La locandina che sponsorizzava l’assemblea “Pro una Caminera Noa”

Esattamente due settimane dopo l’assemblea del 23 Luglio a Santa Cristina di Paùlle (Paulilatino) e su mandato dell’assemblea plenaria  viene attivata la mailing de “Una Caminera Noa” al seguente indirizzo: camineranoa_mailinglist@autistici.org. La scelta del servizio su cui gli attivisti hanno attivato la mailing list, Autistici/Inventati,  non è casuale perché si tratta di un formato gestito da compagne e compagni che gestiscono personalmente l’attivazione di indirizzi mail e mailing list, dunque senza automazione, al fine di creare un server indipendente per una comunicazione libera, gratuita e universalmente accessibile (qui il manifesto di A/I https://www.autistici.org/who/manifesto).

Il tavolo di presidenza dell’assemblea “Pro Una Caminera Noa”

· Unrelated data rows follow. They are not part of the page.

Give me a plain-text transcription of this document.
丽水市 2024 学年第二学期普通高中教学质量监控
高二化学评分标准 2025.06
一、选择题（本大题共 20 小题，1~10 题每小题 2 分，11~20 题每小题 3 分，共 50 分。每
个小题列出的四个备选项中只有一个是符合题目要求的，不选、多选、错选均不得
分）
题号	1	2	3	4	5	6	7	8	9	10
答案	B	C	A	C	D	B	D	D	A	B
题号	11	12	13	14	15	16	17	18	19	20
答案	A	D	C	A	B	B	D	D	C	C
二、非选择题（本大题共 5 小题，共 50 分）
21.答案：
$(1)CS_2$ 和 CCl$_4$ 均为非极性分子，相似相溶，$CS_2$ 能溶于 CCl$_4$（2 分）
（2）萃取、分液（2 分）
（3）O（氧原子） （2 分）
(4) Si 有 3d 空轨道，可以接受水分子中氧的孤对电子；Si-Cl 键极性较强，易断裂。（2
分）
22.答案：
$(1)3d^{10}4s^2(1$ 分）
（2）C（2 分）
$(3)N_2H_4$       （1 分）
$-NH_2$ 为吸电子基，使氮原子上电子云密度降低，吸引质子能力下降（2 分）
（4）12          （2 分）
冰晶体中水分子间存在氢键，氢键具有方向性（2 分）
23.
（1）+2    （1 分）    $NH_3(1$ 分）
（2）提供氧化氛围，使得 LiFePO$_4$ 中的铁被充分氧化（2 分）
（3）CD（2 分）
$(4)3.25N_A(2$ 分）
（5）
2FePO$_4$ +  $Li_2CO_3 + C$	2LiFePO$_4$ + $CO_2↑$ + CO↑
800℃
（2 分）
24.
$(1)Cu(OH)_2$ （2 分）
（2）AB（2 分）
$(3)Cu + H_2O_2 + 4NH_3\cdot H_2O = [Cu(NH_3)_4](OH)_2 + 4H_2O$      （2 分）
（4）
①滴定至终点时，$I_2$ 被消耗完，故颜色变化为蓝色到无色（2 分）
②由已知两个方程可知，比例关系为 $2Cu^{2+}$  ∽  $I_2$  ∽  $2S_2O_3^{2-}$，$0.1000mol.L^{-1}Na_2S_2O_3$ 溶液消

L’assemblea svoltasi il 23 a Santa Cristina ha dato prova della forte necessità che molte realtà di sinistra per l’autodeterminazione (indipendentiste e non) attraversano in questo periodo. La necessità di aprire un dialogo aperto e costruttivo volto a mettere a sistema le analisi e le lotte portate avanti da ciascuno, affinché possano essere declinate in un sentiero comune che veda come orizzonte condiviso quello della liberazione della Sardegna dal bisogno, dal ricatto economico e dall’oppressione coloniale.

Alcune foto dell’assemblea di S. Cristina di Paulilatino.

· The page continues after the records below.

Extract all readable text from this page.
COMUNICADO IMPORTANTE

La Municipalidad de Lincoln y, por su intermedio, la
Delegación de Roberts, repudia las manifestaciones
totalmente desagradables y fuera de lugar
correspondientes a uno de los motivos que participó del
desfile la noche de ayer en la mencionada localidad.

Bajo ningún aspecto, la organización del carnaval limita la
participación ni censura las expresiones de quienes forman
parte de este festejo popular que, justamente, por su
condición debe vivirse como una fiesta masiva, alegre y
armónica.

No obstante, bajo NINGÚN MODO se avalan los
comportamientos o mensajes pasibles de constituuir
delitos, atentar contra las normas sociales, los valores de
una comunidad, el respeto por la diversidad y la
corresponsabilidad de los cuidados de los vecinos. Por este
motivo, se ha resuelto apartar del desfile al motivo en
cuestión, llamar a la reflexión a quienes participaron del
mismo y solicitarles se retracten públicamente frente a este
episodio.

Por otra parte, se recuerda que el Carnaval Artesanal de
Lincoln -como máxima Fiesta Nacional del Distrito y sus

La giornata sin da subito si è mostrata foriera di contenuti e spunti su cui cominciare a lavorare, attraverso il contributo di moltissim* compagn* che hanno partecipato, intervenendo su vari temi quali democrazia e rapporti tra comunità, antirazzismo e lotta al capitalismo e imperialismo; riconoscimento del conflitto nazionale e diritto all’autodeterminazione, riempiendo così la mattinata che è servita all’assemblea a prendere confidenza con i valori e i principi cardine su cui puntellare il dibattito da costruire.

Nel pomeriggio si è dato ampio spazio agli interventi di carattere specifico, preparati dalle organizzazioni e realtà più strutturate che hanno partecipato alla costruzione del dibattito, andando ad analizzare le contraddizioni insite nella sanità, nei servizi sociali e nella scuola sarda; il lavoro in Sardegna e le specificità di alcuni settori come l’edilizia e l’agricoltura, le risposte alla disoccupazione giovanile e le vertenze sindacali nella grande distribuzione organizzata; la questione abitativa e gli sfratti; la legge elettorale e gli spazi democratici da presidiare.

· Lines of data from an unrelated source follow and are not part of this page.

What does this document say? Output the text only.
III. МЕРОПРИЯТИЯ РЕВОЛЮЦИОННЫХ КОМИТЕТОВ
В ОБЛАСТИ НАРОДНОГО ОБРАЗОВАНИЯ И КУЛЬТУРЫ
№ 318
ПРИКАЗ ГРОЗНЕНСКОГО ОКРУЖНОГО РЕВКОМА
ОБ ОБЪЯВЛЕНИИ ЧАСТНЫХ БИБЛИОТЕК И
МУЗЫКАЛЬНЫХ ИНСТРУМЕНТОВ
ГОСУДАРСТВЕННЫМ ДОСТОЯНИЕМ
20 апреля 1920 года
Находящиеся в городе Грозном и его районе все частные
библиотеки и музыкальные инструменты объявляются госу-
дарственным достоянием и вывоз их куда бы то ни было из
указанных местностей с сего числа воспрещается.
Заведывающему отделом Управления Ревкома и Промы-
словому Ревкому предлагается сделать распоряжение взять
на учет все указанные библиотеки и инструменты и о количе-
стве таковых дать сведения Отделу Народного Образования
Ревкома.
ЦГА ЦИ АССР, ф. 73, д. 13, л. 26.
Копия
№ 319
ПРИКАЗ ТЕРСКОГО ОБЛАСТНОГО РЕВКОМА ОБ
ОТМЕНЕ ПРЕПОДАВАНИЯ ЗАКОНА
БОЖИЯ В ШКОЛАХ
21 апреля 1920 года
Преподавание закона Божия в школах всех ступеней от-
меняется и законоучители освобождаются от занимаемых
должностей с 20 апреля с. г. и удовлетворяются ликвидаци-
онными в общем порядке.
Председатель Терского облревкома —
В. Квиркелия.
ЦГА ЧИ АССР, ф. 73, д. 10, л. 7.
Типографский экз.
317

L’Assemblea si è presa l’impegno di approfondire ogni singolo tema sollevato dai compagn*, attraverso la pubblicazione e la gestione condivisa del materiale di analisi prodotto in questa giornata e nelle prossime, così da garantire trasparenza e piena partecipazione a chiunque voglia spendersi in questo percorso. Per rafforzare il lavoro sui singoli temi è stata proposta la creazione di tavoli/gruppi di lavoro tematici.

L’Assemblea si è data appuntamento per Settembre con all’ordine del giorno le modalità di lavoro su come procedere e quindi quali forme organizzative attuare.

Il banchetto per le firme della campagna “Io ero straniero” per l’abolizione della “Bossi-Fini” 

L’Assemblea ha altresì deciso che alla costruzione e all’organizzazione dell’incontro di Settembre dovrà lavorare un comitato volontario di organizzazione.